Sadece 1 kitabım var. Okumadıklarımın birikmesini sevmediğim için elimdekiler bittikçe alıyorum. Diğer türlü sürekli üste yenileri geldikçe bir türlü okumaya sıra gelmeyen kitaplar oluyor.
O 1 kitabımı da okuyunca kafama yatan bir sipariş listesi hazır olana kadar halk kütüphanesinden okuyacağım. Zaten yeni kitap alırken de kütüphanede olmayanlardan seçmeye dikkat ediyorum.
271 kitap. (20 karakter)
Ahahahaha ne gülüyorum şu “kitap almayacağım!” inadıma yenilmeye. Tabi bu gönderinin üzerinden geçen koca sene boyunca kitaplara zam üstüne zam geldi. Yaklaşık 125 kitap okumuş olsam da güncel okunmayı bekleyen kitap sayım;
olmuş.
Aman canım sağ olsun.
Herkesin durumu aynı ya, üzülsem mi sevinsem mi bilemedim.

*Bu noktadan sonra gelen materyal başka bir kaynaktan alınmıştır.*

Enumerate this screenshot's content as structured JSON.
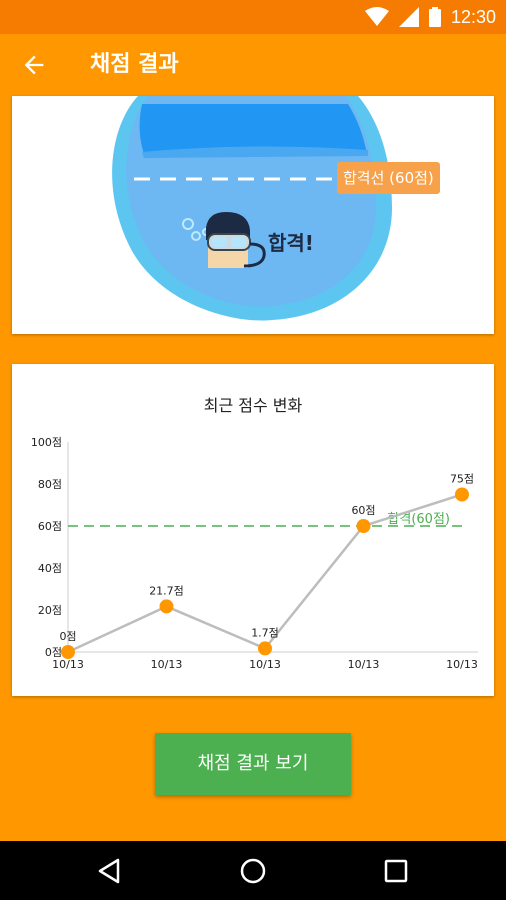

Geçen sene ilk pandemi lockout sonrası evde kafayı yeme boşluğu sonrası, yıllar içinde darmadağın olan kitaplığı düzenlemiştim. Acı tablo o sırada meydana çıkmıştı, hem koca serilerde bir sürü eksik kitap hem de okunmayı bekleyen onlarca kitap vardı Sayıyı tam hatırlamasam da 200-300 arası okunmamış kitap mevcuttu o ara sanırım.
Aradan geçen 1.5 yıllık süreçte kendimi okumaya motive edecek farklı taktikler denesem de, kitap almak çok kolay ama okumaya vakit ayırmak o kadar kolay değil maalesef. Ankette keşke bilmiyorum şıkkını işaretleyebilseydim ama sayı 400’e dayanmış vaziyette.
Şuan okuduklarım hariç elimde 9 tane okunmamış kitabım kaldı. Yeni aldığım bazı kitapları ve gelecek sene okurum dediklerimi saymıyorum. Bence gayet güzel ilerlemişim.